One of Three Disciplines Within the Still Standing Framework

I. Definition

Inventory is not just products.

It includes products.
It includes materials.
It includes what you stock, sell, and move.

But in a durable business, inventory is broader than physical goods. Inventory is a current, evidence-based assessment of what is true inside the business at a given point in time.

Operationally.
Financially.
Structurally.

Without assumption.

II. Why it Matters

Inventory replaces assumption with evidence.

Most businesses do not fail because of a lack of effort.
They erode because decisions are made on outdated information.

When owners rely on memory instead of measurement, risk accumulates quietly.

Inventory establishes a factual baseline.

Without a baseline, correction is guesswork.

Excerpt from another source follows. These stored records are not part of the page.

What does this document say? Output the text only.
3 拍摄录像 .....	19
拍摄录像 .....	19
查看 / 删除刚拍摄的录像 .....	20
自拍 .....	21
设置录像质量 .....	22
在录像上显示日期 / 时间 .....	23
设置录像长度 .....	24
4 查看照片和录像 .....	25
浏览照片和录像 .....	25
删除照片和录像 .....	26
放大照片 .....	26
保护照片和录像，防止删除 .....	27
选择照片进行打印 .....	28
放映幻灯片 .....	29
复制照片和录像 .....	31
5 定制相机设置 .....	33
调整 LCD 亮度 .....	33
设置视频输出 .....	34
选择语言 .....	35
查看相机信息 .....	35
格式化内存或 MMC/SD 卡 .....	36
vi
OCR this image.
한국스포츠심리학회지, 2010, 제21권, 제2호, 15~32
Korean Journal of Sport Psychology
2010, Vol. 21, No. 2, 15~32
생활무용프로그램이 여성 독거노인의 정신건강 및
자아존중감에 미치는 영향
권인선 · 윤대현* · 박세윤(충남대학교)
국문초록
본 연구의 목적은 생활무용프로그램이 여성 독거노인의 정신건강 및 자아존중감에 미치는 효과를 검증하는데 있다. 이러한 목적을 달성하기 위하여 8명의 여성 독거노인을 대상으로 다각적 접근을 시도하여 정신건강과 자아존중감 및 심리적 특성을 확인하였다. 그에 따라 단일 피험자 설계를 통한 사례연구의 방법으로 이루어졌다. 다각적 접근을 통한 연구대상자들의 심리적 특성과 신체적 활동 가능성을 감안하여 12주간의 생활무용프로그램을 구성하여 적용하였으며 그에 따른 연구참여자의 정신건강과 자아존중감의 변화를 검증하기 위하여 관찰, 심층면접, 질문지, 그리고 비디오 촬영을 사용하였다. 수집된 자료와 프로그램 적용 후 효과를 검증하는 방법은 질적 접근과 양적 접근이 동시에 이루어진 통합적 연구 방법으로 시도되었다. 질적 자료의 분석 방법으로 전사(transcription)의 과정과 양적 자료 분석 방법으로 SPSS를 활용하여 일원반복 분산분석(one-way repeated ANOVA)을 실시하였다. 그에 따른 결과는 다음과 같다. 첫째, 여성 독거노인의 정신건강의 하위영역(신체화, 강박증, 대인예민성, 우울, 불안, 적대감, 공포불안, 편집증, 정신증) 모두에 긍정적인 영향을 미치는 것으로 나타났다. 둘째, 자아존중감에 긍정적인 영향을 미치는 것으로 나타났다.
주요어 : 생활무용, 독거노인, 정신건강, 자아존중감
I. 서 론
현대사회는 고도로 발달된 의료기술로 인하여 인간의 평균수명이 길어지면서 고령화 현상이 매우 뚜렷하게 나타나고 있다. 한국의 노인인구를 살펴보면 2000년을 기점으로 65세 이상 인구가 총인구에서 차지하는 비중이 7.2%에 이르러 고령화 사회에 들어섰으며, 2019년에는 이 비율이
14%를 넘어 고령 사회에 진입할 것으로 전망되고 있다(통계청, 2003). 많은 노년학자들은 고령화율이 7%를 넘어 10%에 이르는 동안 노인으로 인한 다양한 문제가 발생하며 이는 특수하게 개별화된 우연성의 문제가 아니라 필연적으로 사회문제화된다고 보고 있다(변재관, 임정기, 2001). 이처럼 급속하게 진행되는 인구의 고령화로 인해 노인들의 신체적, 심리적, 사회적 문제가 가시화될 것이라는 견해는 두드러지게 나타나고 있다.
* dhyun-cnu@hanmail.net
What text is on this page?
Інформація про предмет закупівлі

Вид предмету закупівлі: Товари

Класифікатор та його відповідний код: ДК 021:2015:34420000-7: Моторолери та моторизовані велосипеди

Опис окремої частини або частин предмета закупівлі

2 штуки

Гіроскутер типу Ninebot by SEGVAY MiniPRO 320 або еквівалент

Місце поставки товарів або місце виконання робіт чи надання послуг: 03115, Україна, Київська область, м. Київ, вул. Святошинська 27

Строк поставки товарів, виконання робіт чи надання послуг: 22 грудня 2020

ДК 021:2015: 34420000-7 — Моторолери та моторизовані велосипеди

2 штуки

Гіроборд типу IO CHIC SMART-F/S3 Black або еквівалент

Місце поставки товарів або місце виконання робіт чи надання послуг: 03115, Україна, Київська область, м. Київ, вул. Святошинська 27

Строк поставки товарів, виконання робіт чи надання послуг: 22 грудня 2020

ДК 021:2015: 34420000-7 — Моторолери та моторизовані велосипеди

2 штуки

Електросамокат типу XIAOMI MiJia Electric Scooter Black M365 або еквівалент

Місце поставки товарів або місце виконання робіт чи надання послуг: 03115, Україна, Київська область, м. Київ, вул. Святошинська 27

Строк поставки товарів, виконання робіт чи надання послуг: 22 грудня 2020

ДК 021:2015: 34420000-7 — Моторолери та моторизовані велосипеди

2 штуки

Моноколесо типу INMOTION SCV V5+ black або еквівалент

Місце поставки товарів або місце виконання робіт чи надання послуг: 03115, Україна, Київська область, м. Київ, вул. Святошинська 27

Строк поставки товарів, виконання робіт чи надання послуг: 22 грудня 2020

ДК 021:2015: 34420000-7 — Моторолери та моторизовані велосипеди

III. Where to look / Operational Elements

Inventory requires current, verifiable data.

Begin with:

• Product quantity and valuation
• Product performance (growth, margin, share)
• Revenue concentration by category
• Margin by category
• Current cash position
• Fixed monthly obligations
• Accounts receivable (aged)
• Vendor dependencies
• Operational bottlenecks
• Staffing capacity relative to workload

Inventory is broader than stock levels.
It includes financial exposure and structural dependency.

Clarity requires documentation.

IV. Before the Worksheet

Do not rely on last quarter’s numbers.

Gather current reports:

• Latest profit and loss statement
• Inventory report
• Sales by category
• Current cash balance
• Fixed expense list

Set aside uninterrupted time.

Inventory is not about judgment. It is about visibility.

V. Disciplines Work Together

Inventory establishes what is true.

Runway determines how long current conditions can continue.

Alignment ensures structure matches reality.

No single discipline sustains a business.